If so, each method call is a remote call and this will contribute to the delay. Look at the ValueObject design pattern for a method to reduce network communication. Once you have implemented the ValueObject pattern, you can also create a Session Facade to create the ValueObjects or to create an applcation-side cache with the ValueObjects.
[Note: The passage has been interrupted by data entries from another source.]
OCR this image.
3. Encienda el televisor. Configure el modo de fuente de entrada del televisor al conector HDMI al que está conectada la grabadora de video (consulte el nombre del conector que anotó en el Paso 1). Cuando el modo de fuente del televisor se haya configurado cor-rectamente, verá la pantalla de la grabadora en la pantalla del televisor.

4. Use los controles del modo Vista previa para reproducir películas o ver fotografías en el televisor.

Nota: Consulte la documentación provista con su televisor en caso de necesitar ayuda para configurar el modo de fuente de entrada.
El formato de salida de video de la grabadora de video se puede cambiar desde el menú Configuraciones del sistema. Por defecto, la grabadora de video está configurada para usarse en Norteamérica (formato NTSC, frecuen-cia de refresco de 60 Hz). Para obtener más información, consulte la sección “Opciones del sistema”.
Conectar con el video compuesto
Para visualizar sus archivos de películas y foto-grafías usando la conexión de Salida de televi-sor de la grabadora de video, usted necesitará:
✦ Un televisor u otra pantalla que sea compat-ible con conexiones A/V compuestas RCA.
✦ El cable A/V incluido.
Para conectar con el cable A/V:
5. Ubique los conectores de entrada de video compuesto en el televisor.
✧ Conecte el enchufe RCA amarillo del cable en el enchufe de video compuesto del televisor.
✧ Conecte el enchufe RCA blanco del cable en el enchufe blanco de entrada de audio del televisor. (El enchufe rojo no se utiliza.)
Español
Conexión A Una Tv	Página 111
We had a process that retrieved a large number of Entity Beans that ran slow as well. Closer examination of the problem was traced down to the fact that the finder causes one SQL statement to be executed to load the references and then the first access to each entity bean causes another SQL statement to be execute to load the entity bean. So to access 5000 rows, 5001 SQl statements where executed to load them into cache. Once loaded into cache, they ran very fast, except in our case the collection was only accessed once a day. Therefore, we wrote JDBC code in the Session Facade that retrieved all the data with one SQL statement and created the ValueObjects from the result set. This totally bypassed the caching, but we were not using it anyway.
Another way to avoid the SQL statement is to store the collection retrieved by the findAll() in an "owning" EntityBean and tune your cache to be sure that it is not passivated. The assumption is that calling a finder that creates a collection of 5000 Entity Bean references is expensive.
All this is based on JBoss 2.4.3 and ejb 1.1. I have not yet been able to get JBoss 3.0.0 to work yet and ejb 2.0 may do much of this for you. -
2. Re: Performance and caching
jhicks Dec 6, 2001 2:27 PM (in response to lempinen)What are you doing with the beans? If you are only wanting to read the data, use a slsb with a DAO to access the database directly. This is alot faster. You could even use the ValueListIterator pattern to iterate over the data.
Really, I can't see any reason why you would want to update every single bean at once.